Shantideva is well-known as the author of "The Way Of the Bodhisattva," one of the most inspiring exhortations in Buddhist literature. The only other work attributed to him is a compendium drawn from nearly 100 scriptures, mostly from the Mahayana. Many of these sutras are now lost to us and known only through Shantideva's quotes.

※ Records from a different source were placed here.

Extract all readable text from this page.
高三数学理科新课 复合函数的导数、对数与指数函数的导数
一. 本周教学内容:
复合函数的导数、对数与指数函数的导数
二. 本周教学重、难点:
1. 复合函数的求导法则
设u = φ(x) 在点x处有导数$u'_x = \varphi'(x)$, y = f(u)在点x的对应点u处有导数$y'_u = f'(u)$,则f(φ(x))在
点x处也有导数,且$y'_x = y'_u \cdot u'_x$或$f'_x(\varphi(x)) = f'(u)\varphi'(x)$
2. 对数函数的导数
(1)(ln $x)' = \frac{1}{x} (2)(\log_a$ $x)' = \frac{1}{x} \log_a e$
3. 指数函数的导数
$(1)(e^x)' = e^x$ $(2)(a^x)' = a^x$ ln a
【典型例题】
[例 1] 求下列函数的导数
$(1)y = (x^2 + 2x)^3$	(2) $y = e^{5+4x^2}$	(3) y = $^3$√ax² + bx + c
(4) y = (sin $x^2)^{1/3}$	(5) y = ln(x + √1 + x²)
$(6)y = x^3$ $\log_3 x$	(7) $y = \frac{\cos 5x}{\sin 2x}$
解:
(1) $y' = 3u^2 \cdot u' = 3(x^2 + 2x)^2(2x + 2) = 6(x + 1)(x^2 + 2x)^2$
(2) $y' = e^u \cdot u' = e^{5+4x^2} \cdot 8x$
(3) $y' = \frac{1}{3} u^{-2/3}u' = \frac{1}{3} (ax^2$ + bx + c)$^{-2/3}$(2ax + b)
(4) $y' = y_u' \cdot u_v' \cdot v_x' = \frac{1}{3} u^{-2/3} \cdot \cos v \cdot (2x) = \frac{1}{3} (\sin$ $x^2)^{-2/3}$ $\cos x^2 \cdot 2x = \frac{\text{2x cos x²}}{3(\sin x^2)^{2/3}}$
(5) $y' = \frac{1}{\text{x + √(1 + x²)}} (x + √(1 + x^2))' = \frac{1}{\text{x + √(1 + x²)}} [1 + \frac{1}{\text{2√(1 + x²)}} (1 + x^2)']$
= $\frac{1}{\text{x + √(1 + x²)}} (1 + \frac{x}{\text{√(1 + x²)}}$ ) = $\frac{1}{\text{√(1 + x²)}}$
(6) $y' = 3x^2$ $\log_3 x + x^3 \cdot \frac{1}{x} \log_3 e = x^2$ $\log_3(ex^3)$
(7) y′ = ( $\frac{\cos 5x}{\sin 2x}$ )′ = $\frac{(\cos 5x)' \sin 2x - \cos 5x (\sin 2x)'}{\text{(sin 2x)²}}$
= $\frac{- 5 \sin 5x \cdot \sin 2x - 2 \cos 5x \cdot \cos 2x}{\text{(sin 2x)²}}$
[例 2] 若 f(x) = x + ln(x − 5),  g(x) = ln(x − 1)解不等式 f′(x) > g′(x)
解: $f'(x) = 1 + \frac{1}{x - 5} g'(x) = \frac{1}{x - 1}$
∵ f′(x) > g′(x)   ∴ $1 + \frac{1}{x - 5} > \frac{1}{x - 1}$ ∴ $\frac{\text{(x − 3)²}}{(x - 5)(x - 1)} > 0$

The Japanese bodhisattva/professor Ven. Shoshin Ichishima had his life-work published this year, "The Essence of Buddhism," which is a study of Shantideva's compendium called "Siksa Samuccaya." In the Bendall/Rouse translation of the Siksasamuccaya, pages 251-263 especially, Shantideva has compiled a series of sutra passages showing the indomitable resolve of the bodhisattva. Here is an example:
If the Bodhisattva turns his face away from the good of all creatures, his field is not pure and his work is not accomplished. Then the wise Bodhisattva thinks, "Therefore whatever beings of animal nature be insignificant, timid, stupid, deaf, dumb by nature, may I meet in my Buddha-field all who in animal form are not behaving so as to attain Nirvana, rejected by all Buddhas and Bodhisattvas; these all I would seat in the bodhi-tree circle, and bring to the knowledge of supreme enlightenment." As thus the Bodhisattva thinks, as his thoughts arise one by one, all the realms of Mara do quake, and all the Buddhas utter his praises.